‘Something is rotten in the state of Denmark:’ Why the Internet’s advertising business model is broken
Large swaths of the Internet economy are based on an advertising business model. Many content platforms, social media sites and mobile applications provide a free service to users in exchange for personal data that, once collected, is sold to advertisers and data brokers to generate corporate revenue. Metcalfe’s Law predicts that corporate revenues should increase exponentially as a company’s number of connections goes up and that costs should increase linearly. The combination of exponentially increasing revenues and linearly increasing costs should generate large profits for ad-based Internet companies. However, the opposite tends to be the case. Many established Internet companies are deeply in the red and only an estimated 0.01 percent of mobile applications will ever earn a profit. This disjunction raises the question: why do so many ad-based Internet companies perform so badly?

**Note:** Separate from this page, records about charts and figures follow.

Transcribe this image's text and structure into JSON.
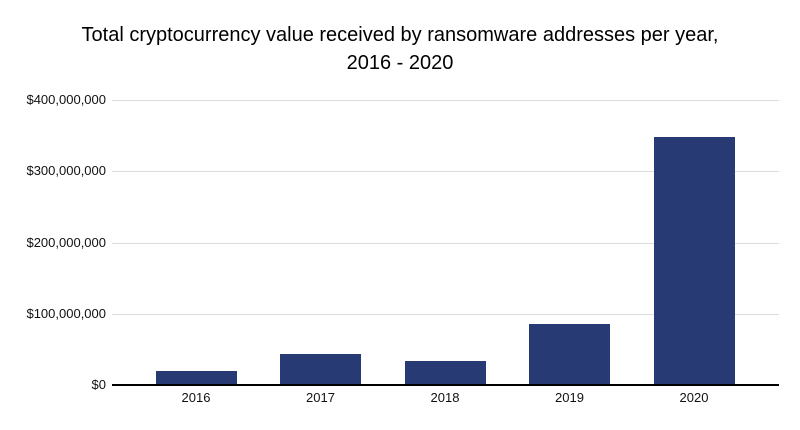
{
  "title": {
    "line1": "Total cryptocurrency value received by ransomware addresses per year,",
    "line2": "2016 - 2020"
  },
  "chart_data": {
    "type": "bar",
    "title": "Total cryptocurrency value received by ransomware addresses per year, 2016 - 2020",
    "categories": [
      "2016",
      "2017",
      "2018",
      "2019",
      "2020"
    ],
    "values": [
      20000000,
      44000000,
      34000000,
      85000000,
      348000000
    ],
    "xlabel": "",
    "ylabel": "",
    "ylim": [
      0,
      400000000
    ],
    "y_ticks": [
      {
        "value": 400000000,
        "label": "$400,000,000"
      },
      {
        "value": 300000000,
        "label": "$300,000,000"
      },
      {
        "value": 200000000,
        "label": "$200,000,000"
      },
      {
        "value": 100000000,
        "label": "$100,000,000"
      },
      {
        "value": 0,
        "label": "$0"
      }
    ],
    "grid": true,
    "legend": "none",
    "colors": {
      "bar": "#283a73",
      "gridline": "#dcdcdc",
      "axis_line": "#000000",
      "text": "#111111",
      "title_text": "#000000",
      "background": "#ffffff"
    }
  }
}
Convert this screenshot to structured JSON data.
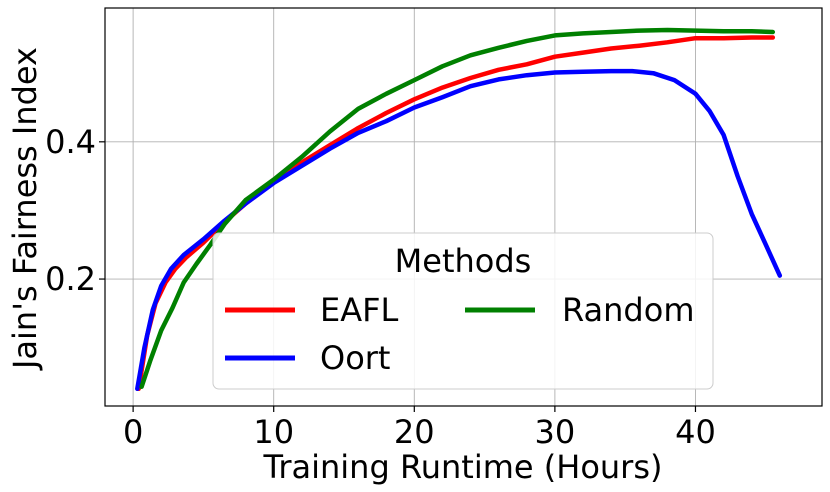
{
  "chart_data": {
    "type": "line",
    "title": "",
    "xlabel": "Training Runtime (Hours)",
    "ylabel": "Jain's Fairness Index",
    "xlim": [
      -2,
      49
    ],
    "ylim": [
      0.015,
      0.595
    ],
    "x_ticks": [
      0,
      10,
      20,
      30,
      40
    ],
    "x_tick_labels": [
      "0",
      "10",
      "20",
      "30",
      "40"
    ],
    "y_ticks": [
      0.2,
      0.4
    ],
    "y_tick_labels": [
      "0.2",
      "0.4"
    ],
    "grid": true,
    "legend": {
      "title": "Methods",
      "placement": "lower-center",
      "columns": 2
    },
    "series": [
      {
        "name": "EAFL",
        "color": "#ff0000",
        "x": [
          0.4,
          1.0,
          1.6,
          2.3,
          3.0,
          3.8,
          5.0,
          6.5,
          8.0,
          10.0,
          12.0,
          14.0,
          16.0,
          18.0,
          20.0,
          22.0,
          24.0,
          26.0,
          28.0,
          30.0,
          32.0,
          34.0,
          36.0,
          38.0,
          40.0,
          42.0,
          44.0,
          45.5
        ],
        "y": [
          0.04,
          0.118,
          0.165,
          0.195,
          0.215,
          0.232,
          0.253,
          0.283,
          0.31,
          0.342,
          0.37,
          0.395,
          0.42,
          0.442,
          0.462,
          0.479,
          0.493,
          0.505,
          0.513,
          0.524,
          0.53,
          0.536,
          0.54,
          0.545,
          0.551,
          0.551,
          0.552,
          0.552
        ]
      },
      {
        "name": "Oort",
        "color": "#0000ff",
        "x": [
          0.3,
          0.8,
          1.4,
          2.0,
          2.7,
          3.6,
          5.0,
          6.5,
          8.0,
          10.0,
          12.0,
          14.0,
          16.0,
          18.0,
          20.0,
          22.0,
          24.0,
          26.0,
          28.0,
          30.0,
          32.0,
          34.0,
          35.5,
          37.0,
          38.5,
          40.0,
          41.0,
          42.0,
          43.0,
          44.0,
          45.0,
          46.0
        ],
        "y": [
          0.04,
          0.1,
          0.155,
          0.19,
          0.215,
          0.235,
          0.258,
          0.285,
          0.31,
          0.34,
          0.365,
          0.39,
          0.413,
          0.43,
          0.45,
          0.465,
          0.481,
          0.491,
          0.497,
          0.501,
          0.502,
          0.503,
          0.503,
          0.5,
          0.49,
          0.47,
          0.445,
          0.41,
          0.35,
          0.295,
          0.25,
          0.205
        ]
      },
      {
        "name": "Random",
        "color": "#008000",
        "x": [
          0.6,
          1.2,
          2.0,
          2.8,
          3.6,
          4.5,
          5.5,
          6.5,
          8.0,
          10.0,
          12.0,
          14.0,
          16.0,
          18.0,
          20.0,
          22.0,
          24.0,
          26.0,
          28.0,
          30.0,
          32.0,
          34.0,
          36.0,
          38.0,
          40.0,
          42.0,
          44.0,
          45.5
        ],
        "y": [
          0.043,
          0.08,
          0.125,
          0.158,
          0.195,
          0.222,
          0.25,
          0.28,
          0.315,
          0.345,
          0.378,
          0.415,
          0.448,
          0.47,
          0.49,
          0.51,
          0.526,
          0.537,
          0.547,
          0.555,
          0.558,
          0.56,
          0.562,
          0.563,
          0.562,
          0.561,
          0.561,
          0.56
        ]
      }
    ]
  }
}
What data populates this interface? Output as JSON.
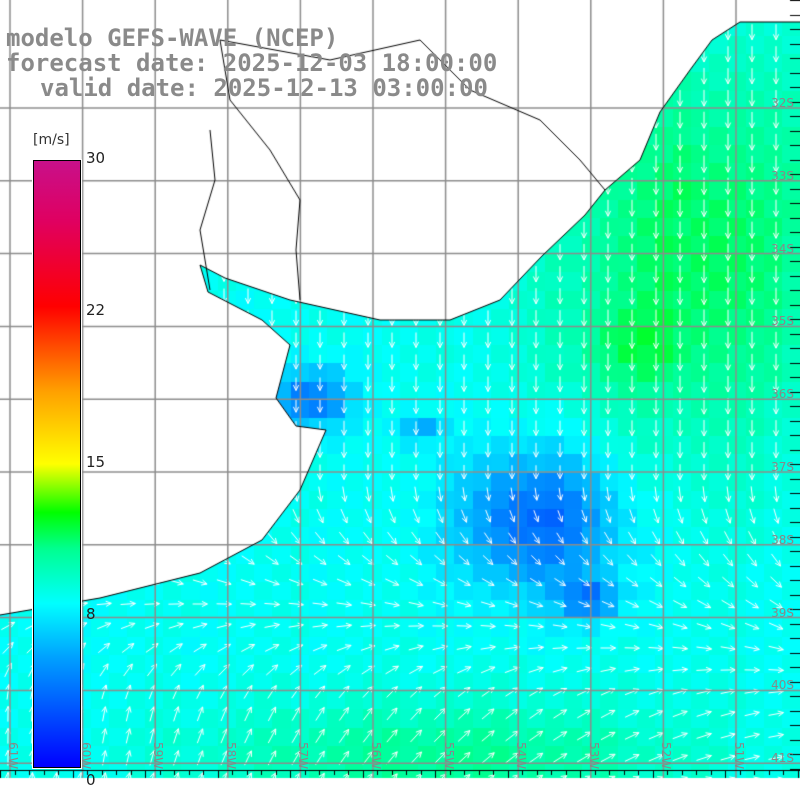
{
  "title": {
    "line1": "modelo GEFS-WAVE (NCEP)",
    "line2": "forecast date: 2025-12-03 18:00:00",
    "line3": "valid date: 2025-12-13 03:00:00"
  },
  "colorbar": {
    "unit": "[m/s]",
    "ticks": [
      "30",
      "22",
      "15",
      "8",
      "0"
    ]
  },
  "lat_labels": [
    "32S",
    "33S",
    "34S",
    "35S",
    "36S",
    "37S",
    "38S",
    "39S",
    "40S",
    "41S"
  ],
  "lon_labels": [
    "61W",
    "60W",
    "59W",
    "58W",
    "57W",
    "56W",
    "55W",
    "54W",
    "53W",
    "52W",
    "51W"
  ],
  "colors": {
    "land": "#ffffff",
    "grid": "#8c8c8c",
    "coast": "#000000",
    "arrows": "#ffffff"
  }
}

The answer lies in the interaction of two factors. First, the costs faced by advertising-based Internet companies tend to increase faster than their core resource (i.e., users). Ad-based Internet companies, therefore, do not seem to benefit from economies of scale on the cost side of the equation. The implication is that such companies need a very large number of users in order to reach profitability. Secondly, profitability’s large user base requirement turns out to be extraordinarily rare in the Internet ecosystem because the network tends to structure itself into what are known as power law distributions, where most companies get only a few users (millions maybe) while some get literally billions. This suggests that the advertising model that underwrites so many Internet companies is broken. It works for a few, but not for most.